Denn da, wo es um das Nachdenken für eine nachhaltige, zukunftsfähige Gesellschaft ohne Angst geht, da blocken die gewählten Politiker/-innen schneller, als nur jemand „Corona“ sagen kann.

Maja Göpel: Brauchen wir diesen Konsumwahnsinn? | After Corona Club | 25 | NDR Doku

Denn Gesellschaften ohne Existenzangst würden anders agieren, wären auch krisenresistenter, würden weniger Panik kennen. Zum Umgang mit neuen Viren findet man Regeln, melden sich umgehend tausende Helfer, die mit anpacken, wenn wirklich Not an Mann und Maus ist.

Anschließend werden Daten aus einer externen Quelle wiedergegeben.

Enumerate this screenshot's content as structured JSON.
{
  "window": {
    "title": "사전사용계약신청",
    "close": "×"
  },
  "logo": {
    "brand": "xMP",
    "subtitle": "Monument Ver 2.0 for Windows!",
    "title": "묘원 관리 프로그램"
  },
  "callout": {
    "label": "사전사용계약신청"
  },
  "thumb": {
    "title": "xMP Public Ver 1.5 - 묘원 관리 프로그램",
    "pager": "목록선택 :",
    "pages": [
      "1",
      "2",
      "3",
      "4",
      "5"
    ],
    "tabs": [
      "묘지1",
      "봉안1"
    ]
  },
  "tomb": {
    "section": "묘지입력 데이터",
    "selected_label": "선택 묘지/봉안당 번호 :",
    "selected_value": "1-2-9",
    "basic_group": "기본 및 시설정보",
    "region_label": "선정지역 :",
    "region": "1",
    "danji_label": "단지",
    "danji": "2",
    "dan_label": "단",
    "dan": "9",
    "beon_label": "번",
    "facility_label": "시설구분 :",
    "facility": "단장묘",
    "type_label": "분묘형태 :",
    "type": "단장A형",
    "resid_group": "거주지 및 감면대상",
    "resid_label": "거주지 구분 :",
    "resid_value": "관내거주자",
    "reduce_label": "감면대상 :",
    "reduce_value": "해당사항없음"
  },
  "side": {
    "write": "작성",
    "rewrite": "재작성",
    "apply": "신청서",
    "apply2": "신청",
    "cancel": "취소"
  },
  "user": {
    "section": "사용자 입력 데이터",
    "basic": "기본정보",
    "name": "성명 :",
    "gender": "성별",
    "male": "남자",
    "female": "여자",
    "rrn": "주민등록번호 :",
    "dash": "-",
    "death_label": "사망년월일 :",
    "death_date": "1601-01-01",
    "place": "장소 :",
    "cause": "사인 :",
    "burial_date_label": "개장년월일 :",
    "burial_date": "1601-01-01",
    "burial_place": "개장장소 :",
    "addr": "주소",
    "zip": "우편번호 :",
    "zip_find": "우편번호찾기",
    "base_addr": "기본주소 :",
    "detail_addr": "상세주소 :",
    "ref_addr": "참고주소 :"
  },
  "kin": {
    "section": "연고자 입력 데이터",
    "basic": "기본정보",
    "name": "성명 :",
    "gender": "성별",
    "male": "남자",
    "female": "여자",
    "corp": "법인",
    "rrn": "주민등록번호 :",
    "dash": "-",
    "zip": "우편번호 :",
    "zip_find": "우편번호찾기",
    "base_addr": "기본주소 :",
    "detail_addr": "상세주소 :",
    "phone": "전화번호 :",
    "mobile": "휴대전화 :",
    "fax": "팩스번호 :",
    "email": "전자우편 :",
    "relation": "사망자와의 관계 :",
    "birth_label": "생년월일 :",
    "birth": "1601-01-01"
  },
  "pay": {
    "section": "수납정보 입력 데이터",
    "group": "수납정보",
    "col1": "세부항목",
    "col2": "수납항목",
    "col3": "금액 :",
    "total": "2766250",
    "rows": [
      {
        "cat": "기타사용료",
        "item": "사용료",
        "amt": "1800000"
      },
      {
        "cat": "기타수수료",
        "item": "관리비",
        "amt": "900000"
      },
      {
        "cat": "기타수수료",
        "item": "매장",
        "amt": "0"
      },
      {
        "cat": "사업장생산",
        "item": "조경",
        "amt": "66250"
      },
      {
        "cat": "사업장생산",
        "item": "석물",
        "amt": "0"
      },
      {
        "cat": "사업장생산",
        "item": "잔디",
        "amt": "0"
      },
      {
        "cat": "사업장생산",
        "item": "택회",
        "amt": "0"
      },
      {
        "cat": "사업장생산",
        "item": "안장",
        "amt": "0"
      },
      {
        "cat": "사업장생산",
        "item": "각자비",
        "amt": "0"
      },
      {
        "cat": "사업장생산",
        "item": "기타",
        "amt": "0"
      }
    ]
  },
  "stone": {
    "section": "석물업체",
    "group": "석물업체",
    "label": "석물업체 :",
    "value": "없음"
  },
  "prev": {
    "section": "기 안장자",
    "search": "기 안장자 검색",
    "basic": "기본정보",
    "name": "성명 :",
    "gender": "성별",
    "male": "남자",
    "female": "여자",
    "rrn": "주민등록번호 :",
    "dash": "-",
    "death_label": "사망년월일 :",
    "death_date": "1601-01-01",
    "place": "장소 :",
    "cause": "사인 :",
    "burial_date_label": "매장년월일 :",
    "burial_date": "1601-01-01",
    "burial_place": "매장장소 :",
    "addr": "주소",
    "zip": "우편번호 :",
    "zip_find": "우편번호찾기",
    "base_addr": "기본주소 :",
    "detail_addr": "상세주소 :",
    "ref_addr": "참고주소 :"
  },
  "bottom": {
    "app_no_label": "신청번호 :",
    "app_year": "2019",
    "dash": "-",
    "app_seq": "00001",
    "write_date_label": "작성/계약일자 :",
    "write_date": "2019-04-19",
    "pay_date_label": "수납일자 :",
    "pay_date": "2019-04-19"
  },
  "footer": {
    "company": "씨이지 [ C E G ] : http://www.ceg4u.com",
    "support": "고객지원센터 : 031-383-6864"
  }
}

Gegen die Katastrophen sich beschleunigender Finanzkrisen gibt es keine solche Hilfe. Sie lassen die auf Schulden aufgebauten Finanzkreisläufe zusammenbrechen. Und die existenzielle Verzweiflung, die natürlich alle erfasst, die ihren hart erkämpften Arbeitsplatz gefährdet sehen, macht die Gesellschaft auch blind für vernünftige Lösungen. Die Rationalität bleibt als erstes auf der Strecke.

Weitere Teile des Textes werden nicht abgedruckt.